Here are my five takes on Sunday's game between the Buffalo Bills and Cincinnati Bengals at Paul Brown Stadium:
1. Avoid a letdown. It sounds obvious, yes, but it really isn't. Although odds-makers have made the Bengals a three-point favorite, there are plenty of reasons the Bills could be inclined to drop their guard.
First, there's the Bengals' 1-3 record. Second, their only victory came last week, against the winless Cleveland Browns. Third, the Bengals have performed poorly in most phases. When the Bills watch videotape of them, they're going to have a hard time working up the feeling that this will be a difficult challenge.
At 3-1 and after victories against the Denver Broncos and Atlanta Falcons, the Bills have plenty of reason to feel good about themselves. Maybe too good, especially when going back to the place where they scored one of their seven victories last season.
Sean McDermott realizes how hard it will be to keep his players focused, which is why on Monday he made sure to say to reporters, "We're not where we need to be." That's the message he wants everyone at One Bills Drive to live by for the rest of the season, and beyond, but especially this week.
2. Run the ball with authority. The improvement in the Bills' running game has been gradual, but it's far from where it needs to be. The best part of what the Bills did on the ground against the Falcons was be persistent. Although they only averaged 3.3 yards per rush, they did run 36 times and that helped control the tempo and keep Matt Ryan and his elite passing arm off the field.
This time, the Bills need to do more than slow down the pace of the game.

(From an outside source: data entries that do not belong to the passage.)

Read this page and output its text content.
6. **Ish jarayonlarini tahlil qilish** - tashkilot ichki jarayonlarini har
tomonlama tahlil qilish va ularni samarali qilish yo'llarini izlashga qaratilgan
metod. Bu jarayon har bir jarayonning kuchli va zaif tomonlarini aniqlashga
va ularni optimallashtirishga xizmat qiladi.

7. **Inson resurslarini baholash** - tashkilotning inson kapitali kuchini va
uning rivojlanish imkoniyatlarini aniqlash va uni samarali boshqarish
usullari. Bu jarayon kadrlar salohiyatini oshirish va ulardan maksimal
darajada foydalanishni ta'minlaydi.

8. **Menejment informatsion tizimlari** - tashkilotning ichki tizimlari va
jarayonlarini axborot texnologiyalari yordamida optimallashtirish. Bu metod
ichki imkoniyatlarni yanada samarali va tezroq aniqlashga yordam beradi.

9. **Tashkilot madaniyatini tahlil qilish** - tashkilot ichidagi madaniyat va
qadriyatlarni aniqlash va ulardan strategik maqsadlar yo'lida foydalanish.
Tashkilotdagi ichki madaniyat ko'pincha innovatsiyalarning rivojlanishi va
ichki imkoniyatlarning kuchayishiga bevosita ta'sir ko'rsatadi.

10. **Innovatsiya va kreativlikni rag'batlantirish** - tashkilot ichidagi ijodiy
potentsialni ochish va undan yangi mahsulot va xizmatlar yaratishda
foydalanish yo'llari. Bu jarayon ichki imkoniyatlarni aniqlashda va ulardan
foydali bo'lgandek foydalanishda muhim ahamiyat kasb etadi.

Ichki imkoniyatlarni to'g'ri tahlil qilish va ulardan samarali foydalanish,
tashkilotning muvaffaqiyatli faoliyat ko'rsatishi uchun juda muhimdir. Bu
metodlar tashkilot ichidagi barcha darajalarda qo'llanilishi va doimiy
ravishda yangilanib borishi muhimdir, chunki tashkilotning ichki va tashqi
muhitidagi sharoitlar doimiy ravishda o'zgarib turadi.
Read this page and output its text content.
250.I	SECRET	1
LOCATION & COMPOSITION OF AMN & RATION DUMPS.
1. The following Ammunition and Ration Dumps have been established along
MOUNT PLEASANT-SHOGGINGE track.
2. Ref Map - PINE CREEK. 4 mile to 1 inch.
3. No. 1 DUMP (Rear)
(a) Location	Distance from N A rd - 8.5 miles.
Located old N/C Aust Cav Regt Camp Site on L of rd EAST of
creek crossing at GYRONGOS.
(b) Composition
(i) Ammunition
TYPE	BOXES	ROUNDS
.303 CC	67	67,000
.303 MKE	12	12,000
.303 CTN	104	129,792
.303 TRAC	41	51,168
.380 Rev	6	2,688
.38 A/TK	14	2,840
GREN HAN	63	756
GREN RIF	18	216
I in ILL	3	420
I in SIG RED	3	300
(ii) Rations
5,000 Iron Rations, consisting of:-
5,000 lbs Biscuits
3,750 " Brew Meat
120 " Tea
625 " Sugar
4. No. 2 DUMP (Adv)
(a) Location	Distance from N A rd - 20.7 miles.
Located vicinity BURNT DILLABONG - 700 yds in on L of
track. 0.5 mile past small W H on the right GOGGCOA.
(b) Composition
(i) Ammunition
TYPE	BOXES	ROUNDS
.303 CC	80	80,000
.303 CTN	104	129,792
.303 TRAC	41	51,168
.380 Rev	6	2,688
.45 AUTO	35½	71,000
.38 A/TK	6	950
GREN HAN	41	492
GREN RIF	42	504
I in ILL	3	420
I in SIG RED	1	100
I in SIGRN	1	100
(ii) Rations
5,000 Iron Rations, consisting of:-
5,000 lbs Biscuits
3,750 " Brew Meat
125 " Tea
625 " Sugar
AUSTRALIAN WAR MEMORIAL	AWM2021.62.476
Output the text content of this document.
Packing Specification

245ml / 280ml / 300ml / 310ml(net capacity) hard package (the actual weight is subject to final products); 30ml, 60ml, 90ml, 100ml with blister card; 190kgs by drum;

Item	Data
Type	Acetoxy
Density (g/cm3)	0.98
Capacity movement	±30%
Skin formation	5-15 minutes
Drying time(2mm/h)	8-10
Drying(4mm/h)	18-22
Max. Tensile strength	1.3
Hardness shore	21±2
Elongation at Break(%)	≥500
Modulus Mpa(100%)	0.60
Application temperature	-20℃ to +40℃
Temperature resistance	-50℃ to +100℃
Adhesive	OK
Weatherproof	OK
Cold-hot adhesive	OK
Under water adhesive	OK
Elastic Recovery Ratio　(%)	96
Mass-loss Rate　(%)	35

They need to start showing the kind of production they had in their season-opening victory against the New York Jets.
LeSean McCoy and his offensive line must start showing that they've become substantially more comfortable with the wide zone-blocking scheme of offensive coordinator Rick Dennison. The Bengals rank 17th in the NFL against the run, so there should be opportunities for McCoy to rip off some long gains and average better than the 3.8 yards per attempt he had last Sunday.
3. Stop the run with authority. Run defense was one of the big disappointments of the Falcons' game, especially given how solidly the Bills had played against the run through their first three games. The Bills allowed Atlanta to rush for 149 yards and average 5.1 yards per carry. Granted, Devonta Freeman and Tevin Coleman (who ran for 79 yards and averaged 8.8 yards per rush) form one of the better backfield duos in the league.
But the Bills have to do better. Their defensive front is capable of doing better. If they allow another opponent to have success on the ground, they might very well not weather that storm as well as they did a week ago.
Winning the physical battle up front could easily instill the sort of confidence that just might carry the Bengals a long way.
4. Don't let the Bengals have success with their quick-passing game. The Bengals try to overcome their poor pass protection by having Andy Dalton get the ball out of his hand as fast as possible to pass-catchers running short and intermediate passes.
It's hard to defend, as the Browns discovered. Dalton set a career high for completion percentage (83.3) by completing 25 of 30 passes for 286 yards and four touchdown passes with no interceptions. His 146.0 passer rating was the second-highest of his career. The week before, Dalton was equally efficient against the Green Bay Packers. In completing 79 percent of his throws (third-best of his career), he connected with nine different receivers.
The Bills can't waste any time getting into the backfield, which means their best penetrators up front -- Jerry Hughes, Lorenzo Alexander, Kyle Williams, Eddie Yarbrough, Ryan Davis, and Cedric Thornton -- need to be at the very top of their game.
Linemen, linebackers and safeties must be particularly sharp in coverage. Look for them to also mix up coverages to try to confuse Dalton and draw him into mistakes.
5. Keep moving Tyrod Taylor in the pocket and setting him up to find Charles Clay for big throws. Taylor is at his best on play-action passes, when he's rolling out and firing downfield. He doesn't have much in the way of deep-threat receivers, but he does have a play-making tight end in Clay.
Taylor should plan on making extensive use of him again to hit some back-breaking plays. The essence of the Bills' plan must be to take the will out of a team that has done more wrong than right so far.
Clay's speed and athleticism give him the ability to win one-on-one coverages that he's expected to frequently face against the Bengals' blitz-happy defense.